Why use “completely”?

“Completely” is probably one of the most completely superfluous words in the English language.

Too often, it’s used to emphasize something that is an absolute in itself, like “superfluous.” Something can’t be partly superfluous—the definition of superfluous is “not needed”—so how can something be “completely” superfluous?

Similarly, how can someone be “completely silent”? If you’re silent, you’re not making any noise; the idea of “completely” is built in. Yet journalists love saying that someone is really, truly, completely silent. And how about “completely perfect”? Does that mean “perfectly perfect”? The most obviously redundant usage would be in the phrase “completely unique.”

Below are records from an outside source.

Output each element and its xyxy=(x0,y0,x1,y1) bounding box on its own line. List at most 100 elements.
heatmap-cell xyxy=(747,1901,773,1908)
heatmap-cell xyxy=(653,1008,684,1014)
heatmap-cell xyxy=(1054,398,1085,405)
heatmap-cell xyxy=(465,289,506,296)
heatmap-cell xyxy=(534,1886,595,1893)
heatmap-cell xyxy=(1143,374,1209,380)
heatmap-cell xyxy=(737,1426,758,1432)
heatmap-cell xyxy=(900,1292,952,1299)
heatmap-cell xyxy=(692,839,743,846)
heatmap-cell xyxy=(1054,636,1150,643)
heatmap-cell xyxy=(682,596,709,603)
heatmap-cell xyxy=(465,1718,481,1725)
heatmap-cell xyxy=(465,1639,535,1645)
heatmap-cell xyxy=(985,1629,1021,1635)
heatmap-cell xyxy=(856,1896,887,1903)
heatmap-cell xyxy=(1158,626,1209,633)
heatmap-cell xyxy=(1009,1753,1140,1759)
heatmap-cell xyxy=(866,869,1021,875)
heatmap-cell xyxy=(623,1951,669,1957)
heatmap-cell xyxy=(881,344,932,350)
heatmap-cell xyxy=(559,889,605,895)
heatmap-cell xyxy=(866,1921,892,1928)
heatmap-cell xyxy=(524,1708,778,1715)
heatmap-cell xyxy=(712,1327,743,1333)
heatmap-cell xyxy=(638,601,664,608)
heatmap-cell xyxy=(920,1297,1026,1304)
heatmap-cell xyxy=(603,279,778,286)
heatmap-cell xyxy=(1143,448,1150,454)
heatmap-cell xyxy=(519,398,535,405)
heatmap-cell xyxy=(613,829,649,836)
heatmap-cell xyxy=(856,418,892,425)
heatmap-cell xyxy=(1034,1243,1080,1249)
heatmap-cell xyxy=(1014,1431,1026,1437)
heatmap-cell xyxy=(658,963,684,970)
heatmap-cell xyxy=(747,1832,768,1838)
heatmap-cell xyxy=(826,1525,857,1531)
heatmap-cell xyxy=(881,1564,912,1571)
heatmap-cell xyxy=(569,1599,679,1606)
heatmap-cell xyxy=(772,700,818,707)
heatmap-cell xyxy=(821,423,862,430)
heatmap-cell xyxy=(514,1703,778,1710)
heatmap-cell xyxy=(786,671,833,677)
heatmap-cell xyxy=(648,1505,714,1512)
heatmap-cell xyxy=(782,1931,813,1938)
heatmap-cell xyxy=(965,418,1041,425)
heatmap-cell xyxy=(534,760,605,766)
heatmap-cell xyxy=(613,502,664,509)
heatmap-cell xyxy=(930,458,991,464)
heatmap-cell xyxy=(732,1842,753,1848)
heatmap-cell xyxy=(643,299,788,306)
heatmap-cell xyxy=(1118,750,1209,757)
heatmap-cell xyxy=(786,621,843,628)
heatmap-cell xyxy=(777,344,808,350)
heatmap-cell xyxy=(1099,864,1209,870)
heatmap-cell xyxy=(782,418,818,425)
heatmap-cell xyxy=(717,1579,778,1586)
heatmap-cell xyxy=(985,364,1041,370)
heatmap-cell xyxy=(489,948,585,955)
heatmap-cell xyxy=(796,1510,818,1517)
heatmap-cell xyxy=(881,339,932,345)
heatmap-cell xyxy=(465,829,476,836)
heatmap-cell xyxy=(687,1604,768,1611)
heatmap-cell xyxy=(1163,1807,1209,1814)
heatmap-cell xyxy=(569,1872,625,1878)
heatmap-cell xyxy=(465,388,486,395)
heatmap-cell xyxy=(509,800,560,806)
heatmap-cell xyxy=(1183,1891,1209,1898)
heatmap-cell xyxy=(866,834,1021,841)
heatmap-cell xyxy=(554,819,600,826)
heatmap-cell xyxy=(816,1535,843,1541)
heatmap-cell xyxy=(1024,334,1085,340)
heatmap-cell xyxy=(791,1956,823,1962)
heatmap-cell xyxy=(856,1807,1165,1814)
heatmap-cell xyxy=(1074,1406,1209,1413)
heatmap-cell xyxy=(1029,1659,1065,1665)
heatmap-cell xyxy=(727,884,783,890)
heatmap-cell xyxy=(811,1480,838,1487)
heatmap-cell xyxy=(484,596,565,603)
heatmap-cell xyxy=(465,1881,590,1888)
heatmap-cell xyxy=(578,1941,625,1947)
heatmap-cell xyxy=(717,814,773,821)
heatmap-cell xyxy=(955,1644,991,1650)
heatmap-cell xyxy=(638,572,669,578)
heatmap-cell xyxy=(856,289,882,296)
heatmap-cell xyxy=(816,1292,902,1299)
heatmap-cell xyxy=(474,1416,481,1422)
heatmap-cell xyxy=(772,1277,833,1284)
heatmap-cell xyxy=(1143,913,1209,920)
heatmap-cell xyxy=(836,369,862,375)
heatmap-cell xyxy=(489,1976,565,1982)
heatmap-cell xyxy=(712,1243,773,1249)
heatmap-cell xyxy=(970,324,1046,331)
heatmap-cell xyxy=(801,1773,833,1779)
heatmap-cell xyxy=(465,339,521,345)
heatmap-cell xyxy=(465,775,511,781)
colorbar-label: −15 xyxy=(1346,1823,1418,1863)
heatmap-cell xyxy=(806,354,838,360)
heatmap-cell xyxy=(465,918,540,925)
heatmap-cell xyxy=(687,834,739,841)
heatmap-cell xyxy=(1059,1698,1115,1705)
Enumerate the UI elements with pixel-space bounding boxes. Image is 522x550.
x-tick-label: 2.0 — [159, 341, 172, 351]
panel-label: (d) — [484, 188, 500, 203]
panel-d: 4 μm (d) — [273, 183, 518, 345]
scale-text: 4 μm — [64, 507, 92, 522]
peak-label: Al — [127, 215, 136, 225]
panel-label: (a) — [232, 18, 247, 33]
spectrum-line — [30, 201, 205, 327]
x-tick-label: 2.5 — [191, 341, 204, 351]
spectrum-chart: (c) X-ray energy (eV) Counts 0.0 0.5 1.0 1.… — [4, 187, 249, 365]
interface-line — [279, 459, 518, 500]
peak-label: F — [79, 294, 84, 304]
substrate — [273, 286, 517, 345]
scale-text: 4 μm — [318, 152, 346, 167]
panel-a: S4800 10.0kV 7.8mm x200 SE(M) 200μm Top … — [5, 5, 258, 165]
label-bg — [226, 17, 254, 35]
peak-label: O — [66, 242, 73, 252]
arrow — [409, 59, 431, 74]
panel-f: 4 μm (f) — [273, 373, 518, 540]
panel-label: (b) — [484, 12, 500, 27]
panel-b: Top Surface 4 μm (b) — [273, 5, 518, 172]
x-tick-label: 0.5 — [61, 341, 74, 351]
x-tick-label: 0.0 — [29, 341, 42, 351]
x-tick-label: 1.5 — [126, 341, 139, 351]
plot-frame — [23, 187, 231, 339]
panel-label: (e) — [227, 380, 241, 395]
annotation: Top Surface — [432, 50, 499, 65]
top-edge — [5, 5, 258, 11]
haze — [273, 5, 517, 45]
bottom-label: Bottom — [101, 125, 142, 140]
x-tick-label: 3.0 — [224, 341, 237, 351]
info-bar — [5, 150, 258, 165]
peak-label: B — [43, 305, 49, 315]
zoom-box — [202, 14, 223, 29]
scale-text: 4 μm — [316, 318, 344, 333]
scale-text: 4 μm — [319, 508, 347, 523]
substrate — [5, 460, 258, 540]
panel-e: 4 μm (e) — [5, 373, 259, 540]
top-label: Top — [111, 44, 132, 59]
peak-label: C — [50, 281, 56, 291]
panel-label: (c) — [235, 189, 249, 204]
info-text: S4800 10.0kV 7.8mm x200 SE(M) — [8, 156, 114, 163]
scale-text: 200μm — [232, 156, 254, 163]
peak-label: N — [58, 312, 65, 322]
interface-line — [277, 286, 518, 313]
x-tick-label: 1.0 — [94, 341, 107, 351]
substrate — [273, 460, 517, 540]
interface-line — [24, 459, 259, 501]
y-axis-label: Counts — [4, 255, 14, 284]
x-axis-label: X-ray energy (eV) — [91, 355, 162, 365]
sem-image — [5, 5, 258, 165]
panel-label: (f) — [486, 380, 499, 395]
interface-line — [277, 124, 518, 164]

The problem is that “completely” is a modifier meaning “whole.” If you add it to something that itself is already whole—silence, perfection, superfluity, uniqueness—it doesn’t make it any more whole.

But the opposite is not true; you can take those “whole” words to make them less than whole. Someone can be “nearly silent,” “almost perfect,” or “mostly superfluous,” indicating that they approach completeness, but are not quite there. The same cannot be said for “unique,” which means there’s no other like it. Something can’t be “somewhat unique”; if it’s not one of a kind, it’s not unique.

One of journalism’s favorite “completely” unnecessary phrases is “completely destroyed,” used most often when describing what a fire did to a building. But “destroyed” means the damage was complete. You can say that a building was “partly destroyed” (saving a few letters from “partially destroyed” in the process), but you never need to say it was “completely” destroyed.

No matter how often “completely destroyed” appears and no matter how much you want to argue that it’s idiomatic, that “completely” is still completely excessive. If its use had been excised in news articles for just the past three months, at least 2,000 words would have been saved, according to Nexis. That’s a whole lot of new stories!

If you’re be tempted to replace “completely destroyed” with “decimated,” though, be prepared to argue. As Evan Jenkins wrote here, “decimate” originally meant “to reduce by a tenth,” but has come to mean more along the lines of “to destroy a large part of.” Because, in its original usage, a lot was left standing, some people will argue that something that is “decimated” is only partly destroyed, not “completely” destroyed. (That’s one case where “completely destroyed,” used as a contrast, is OK.) And, whatever you do, don’t use “decimated” with any sort of number or quantities, as in “a fire decimated one-third of the crop.” A lot of people will try to divide a third by 10 percent, and you’ll drive them “completely” batty.